Re: Design: Ignored Unknown Frame Types and Intermediaries

I believe that, if one does remove/ignore such frames the session may not
be as optimal as it might otherwise be, but the rule, by definition,
precludes the use of anything which would hinder interop if emitted, but
then ignored by the receiver.
The rule is that one MUST NOT send a frame if its removal would cause
session corruption/termination/problems.
So, can you provide an example? :)


I think the version string is the most robust way to ensure that an
intermediary does the right thing-- If an intermediary sees a version
string it doesn't recognize, it simply doesn't allow the negotiation of
that variant.
This is more simple because the lack of an explicit negotiation for this
will lead to either:
1) implementations which ignore the spec, since their mission is to provide
security and consistency
2) Clients, servers, and proxies all maintaining a heuristic and
table/history about when and why sessions were terminated when a not
standardized opcode was
 I don't want to have to have maintain a table of endpoints which have sent
me some error-code or terminated my session because I included an unknown
opcode type (that would be pretty complicated). This would have to be done
for both sides, for that matter.

I'd prefer to say that an intermediary MUST NOT touch things in the session
which it does not recognize if it doesn't know the version, but allowed the
version to be negotiated, and it MAY remove things it doesn't know from a
session when the version is one which is fully specified.
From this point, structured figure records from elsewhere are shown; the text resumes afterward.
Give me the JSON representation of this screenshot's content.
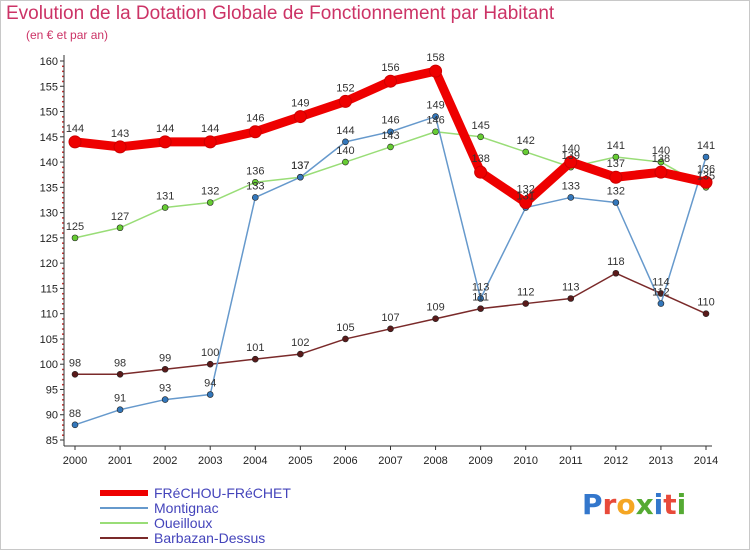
{
  "title": "Evolution de la Dotation Globale de Fonctionnement par Habitant",
  "subtitle": "(en € et par an)",
  "logo": {
    "text": "Proxiti",
    "colors": [
      "#3377cc",
      "#e84a3a",
      "#f5a623",
      "#55aa33",
      "#3377cc",
      "#e84a3a",
      "#55aa33"
    ]
  },
  "chart_data": {
    "type": "line",
    "title": "Evolution de la Dotation Globale de Fonctionnement par Habitant",
    "ylabel": "(en € et par an)",
    "xlabel": "",
    "ylim": [
      85,
      160
    ],
    "yticks": [
      85,
      90,
      95,
      100,
      105,
      110,
      115,
      120,
      125,
      130,
      135,
      140,
      145,
      150,
      155,
      160
    ],
    "grid": false,
    "categories": [
      "2000",
      "2001",
      "2002",
      "2003",
      "2004",
      "2005",
      "2006",
      "2007",
      "2008",
      "2009",
      "2010",
      "2011",
      "2012",
      "2013",
      "2014"
    ],
    "series": [
      {
        "name": "Barbazan-Dessus",
        "color": "#7a2a2a",
        "marker": "#5a1a1a",
        "width": "thin",
        "values": [
          98,
          98,
          99,
          100,
          101,
          102,
          105,
          107,
          109,
          111,
          112,
          113,
          118,
          114,
          110
        ]
      },
      {
        "name": "Oueilloux",
        "color": "#99dd77",
        "marker": "#66cc33",
        "width": "thin",
        "values": [
          125,
          127,
          131,
          132,
          136,
          137,
          140,
          143,
          146,
          145,
          142,
          139,
          141,
          140,
          135
        ]
      },
      {
        "name": "Montignac",
        "color": "#6699cc",
        "marker": "#3377bb",
        "width": "thin",
        "values": [
          88,
          91,
          93,
          94,
          133,
          137,
          144,
          146,
          149,
          113,
          131,
          133,
          132,
          112,
          141
        ]
      },
      {
        "name": "FRéCHOU-FRéCHET",
        "color": "#ee0000",
        "marker": "#ee0000",
        "width": "thick",
        "values": [
          144,
          143,
          144,
          144,
          146,
          149,
          152,
          156,
          158,
          138,
          132,
          140,
          137,
          138,
          136
        ]
      }
    ]
  },
  "legend": [
    {
      "name": "FRéCHOU-FRéCHET",
      "color": "#ee0000",
      "thick": true
    },
    {
      "name": "Montignac",
      "color": "#6699cc",
      "thick": false
    },
    {
      "name": "Oueilloux",
      "color": "#99dd77",
      "thick": false
    },
    {
      "name": "Barbazan-Dessus",
      "color": "#7a2a2a",
      "thick": false
    }
  ]
}
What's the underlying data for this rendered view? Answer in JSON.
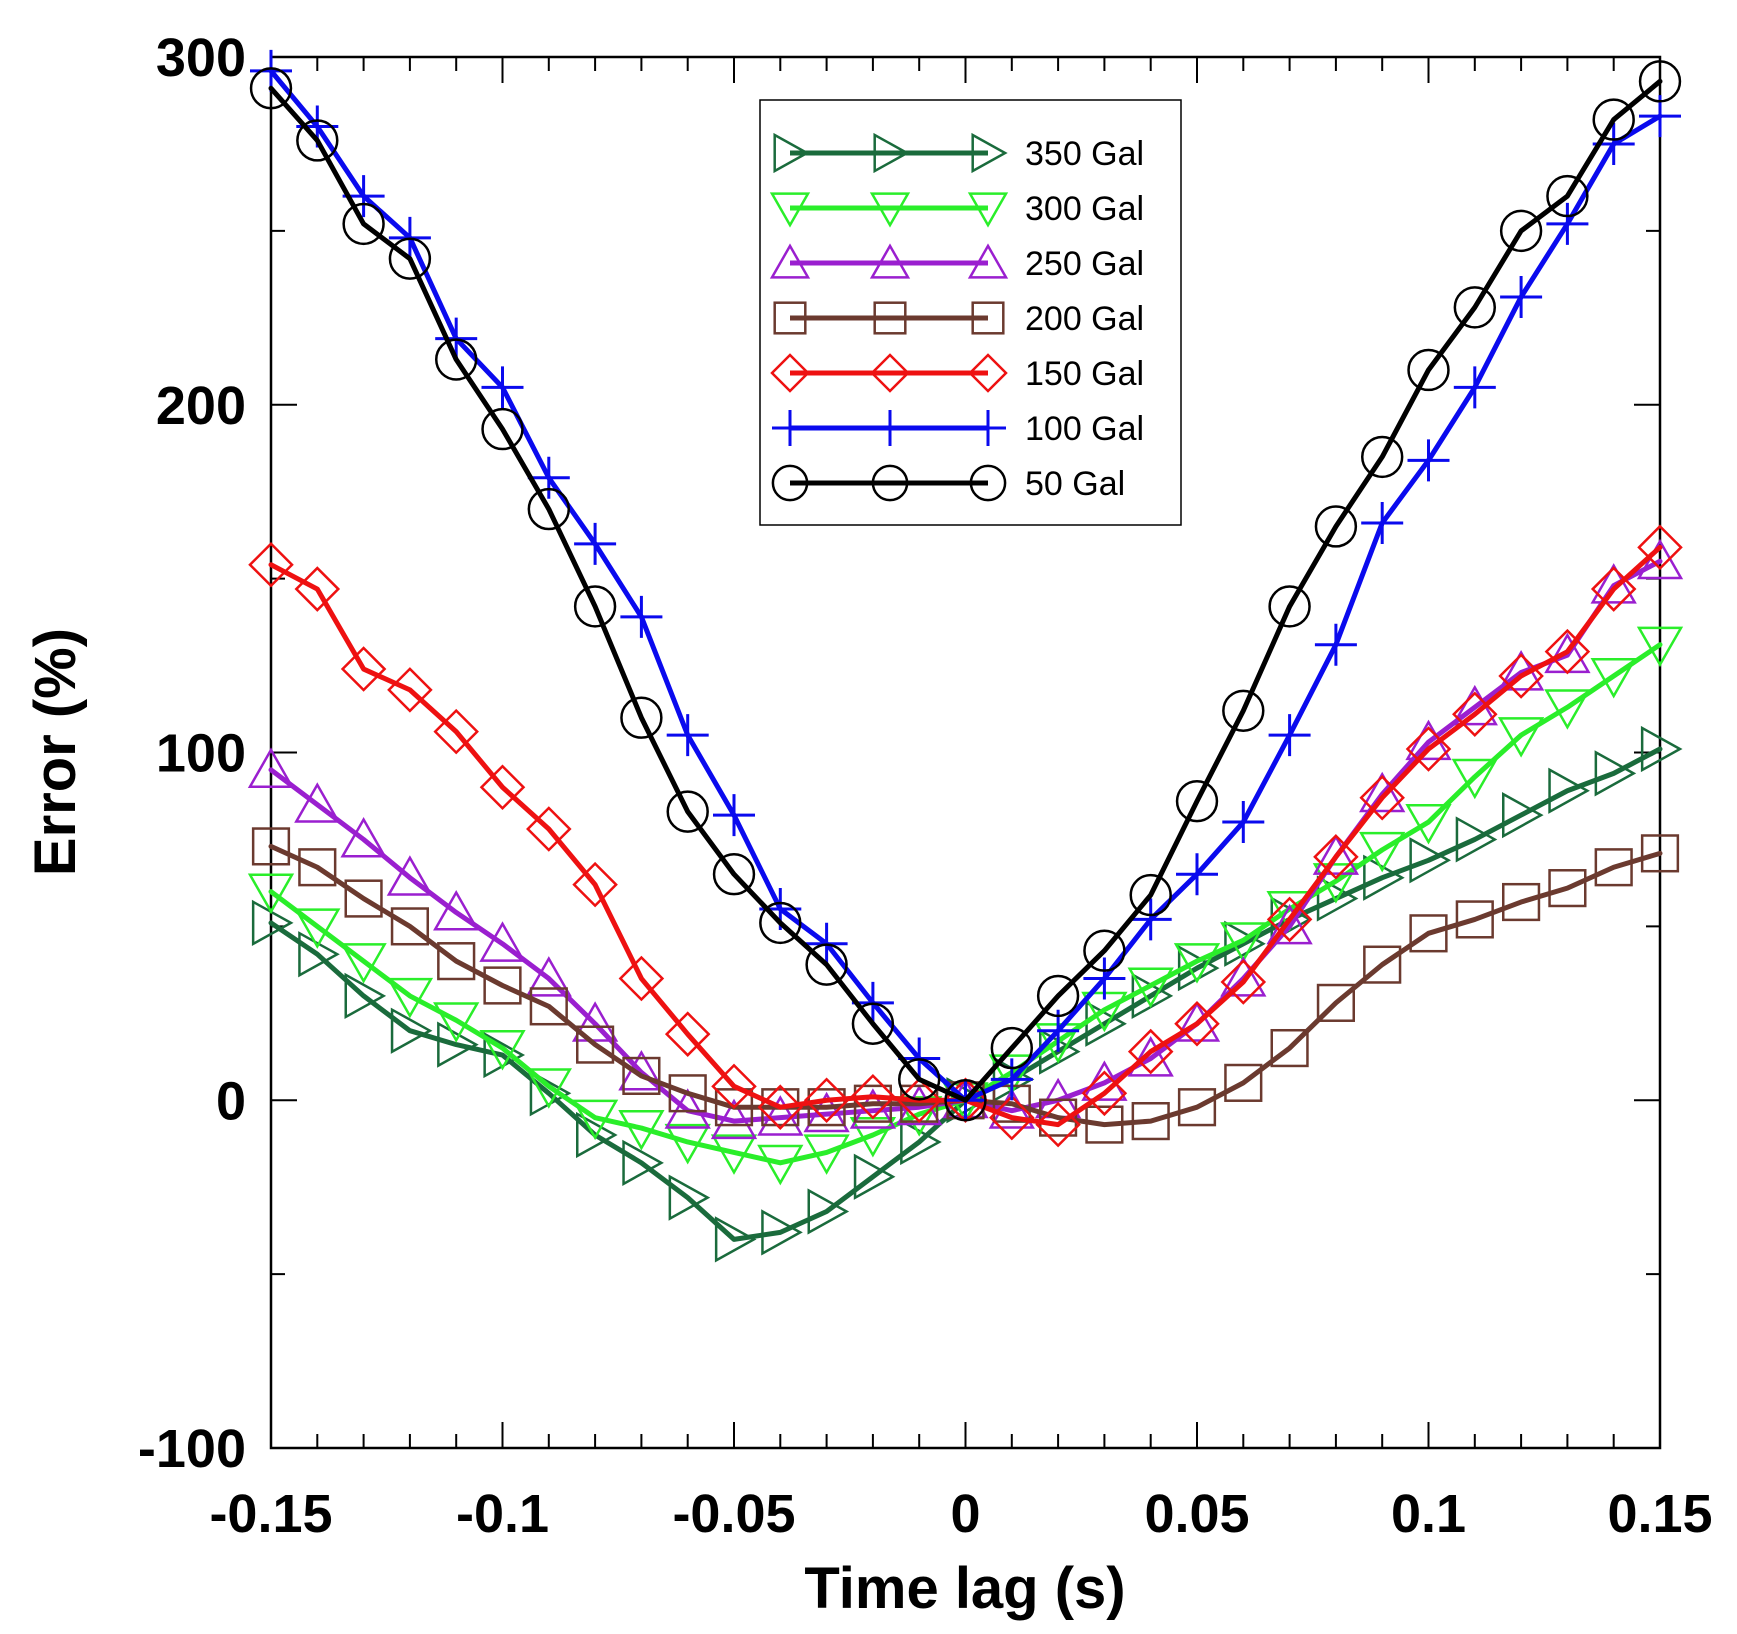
{
  "chart_data": {
    "type": "line",
    "title": "",
    "xlabel": "Time lag (s)",
    "ylabel": "Error (%)",
    "xlim": [
      -0.15,
      0.15
    ],
    "ylim": [
      -100,
      300
    ],
    "x_ticks": [
      -0.15,
      -0.1,
      -0.05,
      0,
      0.05,
      0.1,
      0.15
    ],
    "x_tick_labels": [
      "-0.15",
      "-0.1",
      "-0.05",
      "0",
      "0.05",
      "0.1",
      "0.15"
    ],
    "y_ticks": [
      -100,
      0,
      100,
      200,
      300
    ],
    "y_tick_labels": [
      "-100",
      "0",
      "100",
      "200",
      "300"
    ],
    "grid": false,
    "legend_position": "top-center",
    "x": [
      -0.15,
      -0.14,
      -0.13,
      -0.12,
      -0.11,
      -0.1,
      -0.09,
      -0.08,
      -0.07,
      -0.06,
      -0.05,
      -0.04,
      -0.03,
      -0.02,
      -0.01,
      0,
      0.01,
      0.02,
      0.03,
      0.04,
      0.05,
      0.06,
      0.07,
      0.08,
      0.09,
      0.1,
      0.11,
      0.12,
      0.13,
      0.14,
      0.15
    ],
    "series": [
      {
        "name": "350 Gal",
        "color": "#1a6b3c",
        "marker": "triangle-right",
        "values": [
          51,
          42,
          30,
          20,
          16,
          13,
          2,
          -10,
          -18,
          -28,
          -40,
          -38,
          -32,
          -22,
          -12,
          0,
          6,
          14,
          22,
          30,
          38,
          45,
          52,
          58,
          64,
          69,
          75,
          82,
          89,
          94,
          101
        ]
      },
      {
        "name": "300 Gal",
        "color": "#2aee2a",
        "marker": "triangle-down",
        "values": [
          60,
          50,
          40,
          30,
          23,
          15,
          4,
          -5,
          -8,
          -12,
          -15,
          -18,
          -15,
          -10,
          -4,
          0,
          8,
          17,
          26,
          33,
          40,
          46,
          55,
          63,
          72,
          80,
          93,
          105,
          113,
          122,
          131
        ]
      },
      {
        "name": "250 Gal",
        "color": "#9a1fcf",
        "marker": "triangle-up",
        "values": [
          95,
          85,
          75,
          64,
          54,
          45,
          35,
          22,
          8,
          -3,
          -6,
          -5,
          -4,
          -3,
          -2,
          0,
          -3,
          0,
          5,
          12,
          22,
          35,
          50,
          70,
          88,
          103,
          113,
          123,
          128,
          148,
          155
        ]
      },
      {
        "name": "200 Gal",
        "color": "#6b3a2f",
        "marker": "square",
        "values": [
          73,
          67,
          58,
          50,
          40,
          33,
          27,
          16,
          7,
          2,
          -2,
          -2,
          -2,
          -1,
          -1,
          0,
          -1,
          -5,
          -7,
          -6,
          -2,
          5,
          15,
          28,
          39,
          48,
          52,
          57,
          61,
          67,
          71
        ]
      },
      {
        "name": "150 Gal",
        "color": "#ee1111",
        "marker": "diamond",
        "values": [
          154,
          147,
          124,
          118,
          106,
          90,
          78,
          62,
          35,
          19,
          4,
          -2,
          0,
          1,
          0,
          0,
          -5,
          -7,
          2,
          14,
          22,
          34,
          52,
          70,
          87,
          101,
          111,
          122,
          129,
          147,
          159
        ]
      },
      {
        "name": "100 Gal",
        "color": "#0a0aee",
        "marker": "plus",
        "values": [
          296,
          280,
          260,
          248,
          219,
          205,
          179,
          160,
          139,
          105,
          82,
          55,
          45,
          28,
          12,
          0,
          6,
          20,
          35,
          52,
          65,
          80,
          105,
          131,
          166,
          184,
          205,
          231,
          252,
          275,
          283
        ]
      },
      {
        "name": "50 Gal",
        "color": "#000000",
        "marker": "circle",
        "values": [
          291,
          276,
          252,
          242,
          213,
          193,
          170,
          142,
          110,
          83,
          65,
          51,
          39,
          22,
          6,
          0,
          15,
          30,
          43,
          59,
          86,
          112,
          142,
          165,
          185,
          210,
          228,
          250,
          260,
          282,
          293
        ]
      }
    ]
  }
}
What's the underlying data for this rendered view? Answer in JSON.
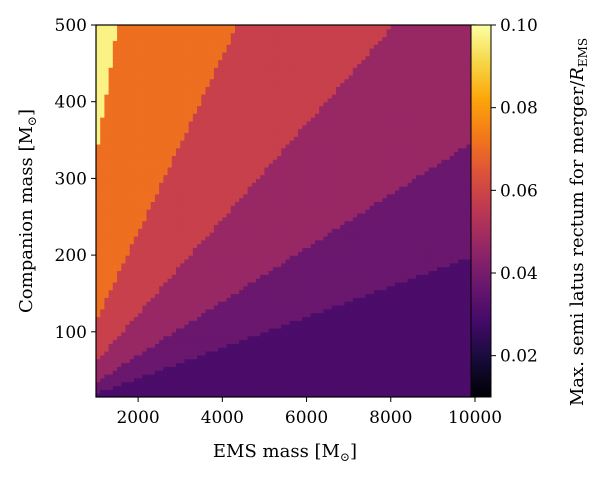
{
  "chart_data": {
    "type": "heatmap",
    "title": "",
    "xlabel_main": "EMS mass [M",
    "xlabel_sub": "⊙",
    "xlabel_close": "]",
    "ylabel_main": "Companion mass [M",
    "ylabel_sub": "⊙",
    "ylabel_close": "]",
    "colorbar_label_main": "Max. semi latus rectum for merger/",
    "colorbar_label_var": "R",
    "colorbar_label_sub": "EMS",
    "colormap": "inferno",
    "xlim": [
      1000,
      10000
    ],
    "ylim": [
      15,
      500
    ],
    "clim": [
      0.01,
      0.1
    ],
    "x_ticks": [
      2000,
      4000,
      6000,
      8000,
      10000
    ],
    "x_tick_labels": [
      "2000",
      "4000",
      "6000",
      "8000",
      "10000"
    ],
    "y_ticks": [
      100,
      200,
      300,
      400,
      500
    ],
    "y_tick_labels": [
      "100",
      "200",
      "300",
      "400",
      "500"
    ],
    "colorbar_ticks": [
      0.02,
      0.04,
      0.06,
      0.08,
      0.1
    ],
    "colorbar_tick_labels": [
      "0.02",
      "0.04",
      "0.06",
      "0.08",
      "0.10"
    ],
    "bands": [
      {
        "value": 0.097,
        "ratio_min": 0.33
      },
      {
        "value": 0.071,
        "ratio_min": 0.115
      },
      {
        "value": 0.058,
        "ratio_min": 0.062
      },
      {
        "value": 0.047,
        "ratio_min": 0.035
      },
      {
        "value": 0.037,
        "ratio_min": 0.02
      },
      {
        "value": 0.03,
        "ratio_min": 0.0
      }
    ]
  }
}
That allows the intermediary to simply not negotiate things it doesn't like
on a per-connection basis, instead of having to have this complex cache of
'this feature doesn't work when X,Y,Z'.

James has pointed out that a reverse proxy may still have some difficulties
with this, assuming it wishes to support an unknown extention, but, I think
that trade (no longer requiring clients and servers to have to worry about
this, while having the proxy continue to worry about it) is reasonable.

-=R



On Mon, May 13, 2013 at 2:13 PM, Martin Thomson <martin.thomson@gmail.com>wrote:

> On 13 May 2013 11:37, Roberto Peon <grmocg@gmail.com> wrote:
> > James:
> > Can you construct a case where, if you follow the rule spelled out in my
> > earlier email, you fail to achieve interop (because I can't)?
>
> It's trivially possible to construct a scenario where this happens,
> but only if you don't write down a "MUST ignore" rule.  Once the rule
> is in place, then you are constraining future extensibility.  A "MUST
> ignore" rule is the easiest rule to get right, but there are other
> models you can use.
>
> > The rule is, essentially:
> > If a party to the communication ignores (or removes) something it don't
> > understand, that must not screw up the session.
>
> The ignore/remove distinction is very important.  You can't
> selectively remove; it's all or nothing.  Either remove everything you
> don't know about or leave it all in.
>
> This consideration, along with James' hop-by-hop question does suggest
> a relatively simple way out:
>
> All unsupported/unknown frames that have a non-zero stream identifier
> MUST be ignored.  If a stream is forwarded by an intermediary, all
> unsupported/unknown frames MUST either be forwarded or removed; an
> intermediary MUST NOT selectively forward unsupported frame types.
> Unsupported/unknown frames with a zero stream identifier MUST be
> ignored and MUST NOT be forwarded.
>
> > That implies that, when you add anything that must be interpreted, it
> then
> > must be declared in the version string (i.e. new version) and thus agreed
> > upon by both parties up front, and if you don't negotiate that other
> > version, you don't get to add frames whose removal would screw up the
> > session.
>
> Yeah, we addressed that early on.  If you want to guarantee that the
> other guy is going to support something, either work out how to agree
> in-session (with those ignored frames) or negotiate a new protocol.